A legal saga involving high-ranking officials in both Washington and Ankara continues after lawyers representing Turkey’s state-owned Halkbank refused to recognize criminal charges brought against the institution by the US Department of Justice on Tuesday.
Following an indictment released on Oct. 15, the bank faces six counts of fraud and conspiracy to evade US sanctions on Iran between 2012 and 2016 in what became known as the “gas for gold” scheme. This week, Halkbank lawyer Andrew Hruska of the King & Spalding law firm said the institution would seek dismissal of the case without recognizing the charges, while also requesting the judge recuse himself for having allegedly exhibited bias in prior media interviews.
Halkbank also asked for permission to make a “special appearance” in the Southern District of New York court where the trial is being held to fight the charges without entering a plea. The dismissal request might draw additional fines for contempt of court. Hruska did not respond to requests for comment.
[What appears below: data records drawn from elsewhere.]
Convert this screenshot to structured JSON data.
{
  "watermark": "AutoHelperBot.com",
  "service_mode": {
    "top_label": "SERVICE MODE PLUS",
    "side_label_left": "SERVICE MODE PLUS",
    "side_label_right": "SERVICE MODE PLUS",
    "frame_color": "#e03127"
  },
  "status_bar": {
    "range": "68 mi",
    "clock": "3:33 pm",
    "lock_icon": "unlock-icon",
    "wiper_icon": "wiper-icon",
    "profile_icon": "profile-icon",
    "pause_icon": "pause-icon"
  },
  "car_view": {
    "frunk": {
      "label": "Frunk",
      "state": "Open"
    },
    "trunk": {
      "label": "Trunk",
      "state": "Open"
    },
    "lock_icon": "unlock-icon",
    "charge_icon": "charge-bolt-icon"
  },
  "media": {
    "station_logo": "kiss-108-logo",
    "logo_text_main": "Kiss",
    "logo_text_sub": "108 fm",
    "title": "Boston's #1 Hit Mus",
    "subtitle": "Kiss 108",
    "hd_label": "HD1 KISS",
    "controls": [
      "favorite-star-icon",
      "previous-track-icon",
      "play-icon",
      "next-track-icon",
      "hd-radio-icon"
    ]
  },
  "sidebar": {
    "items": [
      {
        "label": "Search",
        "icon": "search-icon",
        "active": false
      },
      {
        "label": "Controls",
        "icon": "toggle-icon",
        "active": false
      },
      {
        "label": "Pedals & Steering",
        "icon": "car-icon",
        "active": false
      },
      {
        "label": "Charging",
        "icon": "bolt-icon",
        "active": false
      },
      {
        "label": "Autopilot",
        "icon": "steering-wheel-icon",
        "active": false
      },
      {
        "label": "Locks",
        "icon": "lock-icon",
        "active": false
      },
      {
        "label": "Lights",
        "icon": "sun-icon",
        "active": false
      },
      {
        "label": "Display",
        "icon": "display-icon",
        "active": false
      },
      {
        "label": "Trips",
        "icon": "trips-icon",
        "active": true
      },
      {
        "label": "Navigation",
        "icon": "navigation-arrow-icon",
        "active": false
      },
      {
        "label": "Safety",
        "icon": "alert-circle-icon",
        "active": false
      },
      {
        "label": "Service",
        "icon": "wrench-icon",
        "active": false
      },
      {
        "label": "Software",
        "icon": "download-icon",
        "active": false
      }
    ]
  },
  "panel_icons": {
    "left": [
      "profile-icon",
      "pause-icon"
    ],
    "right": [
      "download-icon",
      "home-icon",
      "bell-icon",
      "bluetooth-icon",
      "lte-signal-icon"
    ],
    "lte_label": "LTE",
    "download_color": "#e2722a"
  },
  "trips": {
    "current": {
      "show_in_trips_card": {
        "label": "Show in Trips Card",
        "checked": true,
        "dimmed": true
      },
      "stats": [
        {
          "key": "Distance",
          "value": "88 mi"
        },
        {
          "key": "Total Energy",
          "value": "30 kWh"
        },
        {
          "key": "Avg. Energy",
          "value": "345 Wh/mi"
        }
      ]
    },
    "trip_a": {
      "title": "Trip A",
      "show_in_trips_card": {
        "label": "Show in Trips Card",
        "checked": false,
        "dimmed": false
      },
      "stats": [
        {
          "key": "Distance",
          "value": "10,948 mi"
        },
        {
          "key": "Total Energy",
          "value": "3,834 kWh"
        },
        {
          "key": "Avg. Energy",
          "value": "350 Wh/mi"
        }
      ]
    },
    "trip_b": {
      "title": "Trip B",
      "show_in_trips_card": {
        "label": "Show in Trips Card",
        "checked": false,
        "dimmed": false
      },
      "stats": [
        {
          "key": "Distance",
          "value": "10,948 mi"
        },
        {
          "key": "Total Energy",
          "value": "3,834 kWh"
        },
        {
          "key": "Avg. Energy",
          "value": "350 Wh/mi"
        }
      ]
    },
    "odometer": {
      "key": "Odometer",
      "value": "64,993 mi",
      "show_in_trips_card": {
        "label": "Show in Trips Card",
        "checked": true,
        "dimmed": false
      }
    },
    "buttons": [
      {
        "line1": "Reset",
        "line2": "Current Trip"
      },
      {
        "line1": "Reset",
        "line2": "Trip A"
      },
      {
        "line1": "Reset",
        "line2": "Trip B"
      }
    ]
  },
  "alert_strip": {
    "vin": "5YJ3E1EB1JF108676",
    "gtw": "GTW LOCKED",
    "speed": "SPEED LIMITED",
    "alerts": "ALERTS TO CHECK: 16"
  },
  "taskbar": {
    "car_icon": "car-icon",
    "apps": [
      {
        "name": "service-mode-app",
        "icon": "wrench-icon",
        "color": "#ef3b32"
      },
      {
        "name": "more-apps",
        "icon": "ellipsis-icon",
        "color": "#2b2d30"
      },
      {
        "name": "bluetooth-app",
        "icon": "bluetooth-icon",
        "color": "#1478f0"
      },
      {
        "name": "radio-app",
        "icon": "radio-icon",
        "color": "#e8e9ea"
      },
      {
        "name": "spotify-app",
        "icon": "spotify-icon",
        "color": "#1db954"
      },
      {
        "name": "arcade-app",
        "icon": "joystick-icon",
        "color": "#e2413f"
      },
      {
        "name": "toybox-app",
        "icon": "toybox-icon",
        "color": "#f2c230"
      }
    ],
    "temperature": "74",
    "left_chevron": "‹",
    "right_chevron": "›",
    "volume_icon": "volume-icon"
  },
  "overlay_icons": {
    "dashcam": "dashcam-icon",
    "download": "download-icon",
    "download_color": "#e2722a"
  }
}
Sources familiar with the case said the legal maneuvers were highly unusual and were likely efforts to delay court proceedings that could trigger heavy sanctions from the Justice Department, along with separate sanctions packages currently being considered in Congress.
“The penalties could be equivalent to the proceeds of the sanctions scheme, so we’re talking tens of billions of dollars,” Nate Schenkkan, director for Special Research at Freedom House, told Al-Monitor.
He added, “Halkbank is thinking, ‘Let’s just keep on kicking the can down the road and see if we can talk this out with the president.’ I have to say I’m skeptical of that [because] once the indictment has been brought, the president has very limited powers to do anything about it.”